The parameter accepts a URI that specifies the location and retrieval method for an environment file. Supported URI schemes include:

  • S3 object URI (for example, s3://my-bucket-name/agent.env) retrieves the environment file from an S3 bucket using the AWS S3 API. The instance's IAM role must have s3:GetObject permission for the specified object.
  • SSM parameter path (for example, ssm:/buildkite/agent/config) retrieves environment variables from AWS Systems Manager Parameter Store. The instance's IAM role must have ssm:GetParameter permission. All parameters under the specified path are retrieved recursively with decryption enabled for SecureString parameters. The last segment of each parameter path becomes the environment variable name in uppercase (for example, /buildkite/agent/config/http_proxy becomes HTTP_PROXY).
  • HTTPS URL (for example, https://www.example.com/config/agent.env) downloads the environment file using curl command on Linux or Invoke-WebRequest on Windows. The URL must be publicly accessible.
  • Local file path (for example, file:///etc/buildkite/agent.env) references an environment file already present on the instance's filesystem. This is useful when customizing the AMI to include environment configuration.

The environment file must contain variables in the format KEY="value", with one variable per line.
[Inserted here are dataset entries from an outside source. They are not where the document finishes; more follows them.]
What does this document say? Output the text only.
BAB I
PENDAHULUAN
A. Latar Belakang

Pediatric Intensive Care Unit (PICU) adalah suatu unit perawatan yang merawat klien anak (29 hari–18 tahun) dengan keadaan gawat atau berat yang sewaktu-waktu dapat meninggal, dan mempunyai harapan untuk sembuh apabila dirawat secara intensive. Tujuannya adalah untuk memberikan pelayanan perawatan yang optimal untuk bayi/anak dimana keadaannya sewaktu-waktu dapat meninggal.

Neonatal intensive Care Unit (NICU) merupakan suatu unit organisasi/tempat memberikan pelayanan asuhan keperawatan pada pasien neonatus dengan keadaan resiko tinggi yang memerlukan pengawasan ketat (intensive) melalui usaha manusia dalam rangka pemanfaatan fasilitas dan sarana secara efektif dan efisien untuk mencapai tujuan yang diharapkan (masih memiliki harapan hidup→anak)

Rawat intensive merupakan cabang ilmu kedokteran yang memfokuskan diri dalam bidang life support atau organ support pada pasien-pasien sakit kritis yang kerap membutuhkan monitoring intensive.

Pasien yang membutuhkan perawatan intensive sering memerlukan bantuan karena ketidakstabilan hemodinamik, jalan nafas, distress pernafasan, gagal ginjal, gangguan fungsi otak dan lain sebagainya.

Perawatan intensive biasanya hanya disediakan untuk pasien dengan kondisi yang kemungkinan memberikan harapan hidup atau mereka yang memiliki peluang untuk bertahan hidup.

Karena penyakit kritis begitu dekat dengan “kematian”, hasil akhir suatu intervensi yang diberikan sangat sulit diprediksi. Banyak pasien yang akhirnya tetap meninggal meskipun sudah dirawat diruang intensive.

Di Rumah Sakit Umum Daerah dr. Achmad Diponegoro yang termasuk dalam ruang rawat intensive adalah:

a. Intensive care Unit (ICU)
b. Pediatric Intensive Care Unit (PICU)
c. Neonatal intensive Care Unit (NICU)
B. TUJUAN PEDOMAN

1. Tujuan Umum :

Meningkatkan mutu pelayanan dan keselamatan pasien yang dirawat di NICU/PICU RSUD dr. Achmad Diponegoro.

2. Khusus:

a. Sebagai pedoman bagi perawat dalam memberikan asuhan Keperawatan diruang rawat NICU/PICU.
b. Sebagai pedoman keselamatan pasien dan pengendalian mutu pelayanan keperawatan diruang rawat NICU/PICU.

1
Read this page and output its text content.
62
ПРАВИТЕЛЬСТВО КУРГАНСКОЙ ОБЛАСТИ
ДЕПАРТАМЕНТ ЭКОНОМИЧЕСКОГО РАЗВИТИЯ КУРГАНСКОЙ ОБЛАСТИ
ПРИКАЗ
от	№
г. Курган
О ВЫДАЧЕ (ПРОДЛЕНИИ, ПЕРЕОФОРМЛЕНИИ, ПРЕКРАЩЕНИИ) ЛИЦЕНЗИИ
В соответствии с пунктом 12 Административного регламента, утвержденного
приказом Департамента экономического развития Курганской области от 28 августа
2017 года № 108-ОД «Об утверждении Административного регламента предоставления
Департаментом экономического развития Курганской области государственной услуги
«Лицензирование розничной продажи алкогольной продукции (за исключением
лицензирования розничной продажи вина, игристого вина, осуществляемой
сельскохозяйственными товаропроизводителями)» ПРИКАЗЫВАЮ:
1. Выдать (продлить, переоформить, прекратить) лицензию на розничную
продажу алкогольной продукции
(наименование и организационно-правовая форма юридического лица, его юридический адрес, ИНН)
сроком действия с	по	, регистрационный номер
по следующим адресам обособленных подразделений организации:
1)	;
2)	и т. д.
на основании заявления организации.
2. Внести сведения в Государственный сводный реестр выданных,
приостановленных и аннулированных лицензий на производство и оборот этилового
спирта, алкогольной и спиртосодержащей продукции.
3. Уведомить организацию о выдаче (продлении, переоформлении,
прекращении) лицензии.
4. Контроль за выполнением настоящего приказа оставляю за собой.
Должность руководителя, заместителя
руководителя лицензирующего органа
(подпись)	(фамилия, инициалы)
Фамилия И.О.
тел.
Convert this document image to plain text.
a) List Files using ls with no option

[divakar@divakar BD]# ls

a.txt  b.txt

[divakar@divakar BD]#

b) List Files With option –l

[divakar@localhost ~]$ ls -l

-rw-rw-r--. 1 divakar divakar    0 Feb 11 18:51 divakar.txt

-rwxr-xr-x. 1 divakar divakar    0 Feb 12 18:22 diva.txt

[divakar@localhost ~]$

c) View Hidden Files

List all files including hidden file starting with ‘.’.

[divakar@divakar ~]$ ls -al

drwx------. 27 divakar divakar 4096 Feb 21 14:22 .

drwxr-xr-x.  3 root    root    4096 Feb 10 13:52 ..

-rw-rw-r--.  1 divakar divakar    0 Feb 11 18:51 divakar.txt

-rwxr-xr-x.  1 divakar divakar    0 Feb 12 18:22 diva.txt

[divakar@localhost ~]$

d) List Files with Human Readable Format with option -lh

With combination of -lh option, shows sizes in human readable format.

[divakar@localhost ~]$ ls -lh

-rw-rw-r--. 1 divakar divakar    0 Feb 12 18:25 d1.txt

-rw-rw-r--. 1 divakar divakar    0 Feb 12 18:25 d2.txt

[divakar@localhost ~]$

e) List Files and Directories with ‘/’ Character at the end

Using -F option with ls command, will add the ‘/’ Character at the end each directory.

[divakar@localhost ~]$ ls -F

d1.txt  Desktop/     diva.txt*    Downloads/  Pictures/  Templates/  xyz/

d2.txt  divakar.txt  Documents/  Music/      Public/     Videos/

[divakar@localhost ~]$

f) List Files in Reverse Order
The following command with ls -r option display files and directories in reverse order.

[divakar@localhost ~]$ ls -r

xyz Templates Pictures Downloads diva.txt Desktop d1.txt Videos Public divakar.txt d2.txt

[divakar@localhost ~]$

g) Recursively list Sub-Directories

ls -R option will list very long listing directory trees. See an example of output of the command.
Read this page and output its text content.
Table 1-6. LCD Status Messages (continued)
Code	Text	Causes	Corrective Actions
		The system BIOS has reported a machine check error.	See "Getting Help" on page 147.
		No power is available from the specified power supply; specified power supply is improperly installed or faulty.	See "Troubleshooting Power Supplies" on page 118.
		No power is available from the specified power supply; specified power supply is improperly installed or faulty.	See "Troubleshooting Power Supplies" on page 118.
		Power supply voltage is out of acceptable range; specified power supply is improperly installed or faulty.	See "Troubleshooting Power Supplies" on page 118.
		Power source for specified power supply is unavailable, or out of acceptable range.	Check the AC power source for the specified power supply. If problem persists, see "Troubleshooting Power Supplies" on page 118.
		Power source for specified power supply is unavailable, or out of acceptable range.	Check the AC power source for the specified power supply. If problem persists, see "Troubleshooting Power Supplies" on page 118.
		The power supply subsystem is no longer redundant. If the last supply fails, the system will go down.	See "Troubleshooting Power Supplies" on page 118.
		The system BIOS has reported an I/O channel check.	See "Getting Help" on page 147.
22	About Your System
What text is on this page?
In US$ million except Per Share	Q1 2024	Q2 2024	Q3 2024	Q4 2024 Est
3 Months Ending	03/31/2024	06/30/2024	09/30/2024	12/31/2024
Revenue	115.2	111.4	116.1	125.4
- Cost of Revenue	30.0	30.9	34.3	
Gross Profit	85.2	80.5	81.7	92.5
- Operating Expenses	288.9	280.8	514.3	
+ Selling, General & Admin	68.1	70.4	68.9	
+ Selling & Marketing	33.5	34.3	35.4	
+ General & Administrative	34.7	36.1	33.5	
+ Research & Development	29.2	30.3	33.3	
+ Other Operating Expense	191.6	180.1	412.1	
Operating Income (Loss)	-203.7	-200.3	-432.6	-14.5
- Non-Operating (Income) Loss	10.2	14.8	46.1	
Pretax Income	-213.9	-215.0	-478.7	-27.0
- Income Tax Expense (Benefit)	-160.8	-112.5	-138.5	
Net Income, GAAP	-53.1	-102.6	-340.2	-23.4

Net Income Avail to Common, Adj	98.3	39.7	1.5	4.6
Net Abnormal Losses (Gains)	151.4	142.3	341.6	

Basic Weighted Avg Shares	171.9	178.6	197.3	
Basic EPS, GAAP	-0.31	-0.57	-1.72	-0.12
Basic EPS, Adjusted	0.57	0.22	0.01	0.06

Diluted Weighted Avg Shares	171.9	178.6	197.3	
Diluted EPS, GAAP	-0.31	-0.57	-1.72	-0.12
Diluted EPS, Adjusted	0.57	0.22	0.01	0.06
For private S3 objects, you must create an IAM policy to allow the instances to read the file. For SSM parameters, the IAM policy should include ssm:GetParameter permission for the specified parameter path. After creating the policy, you must specify the policy's ARN in the ManagedPolicyARNs stack parameter.

Health monitoring

You can assess and monitor health and proper function of the Elastic CI Stack for AWS using a combination of the following tools:

  • Auto Scaling group Activity logs found on the EC2 Auto Scaling dashboard. They display the actions taken by the Auto Scaling group (failures, scale in/out, etc.).

  • CloudWatch Metrics the Buildkite namespace contains ScheduledJobsCount, RunningJobsCount, and WaitingJobsCount measurements for the Buildkite Queue your Elastic CI Stack for AWS was configured to poll. These numbers are fed to the Auto Scaling group by the scaling Lambda.

  • CloudWatch Logs log streams for the Buildkite Agent and EC2 Instance system console.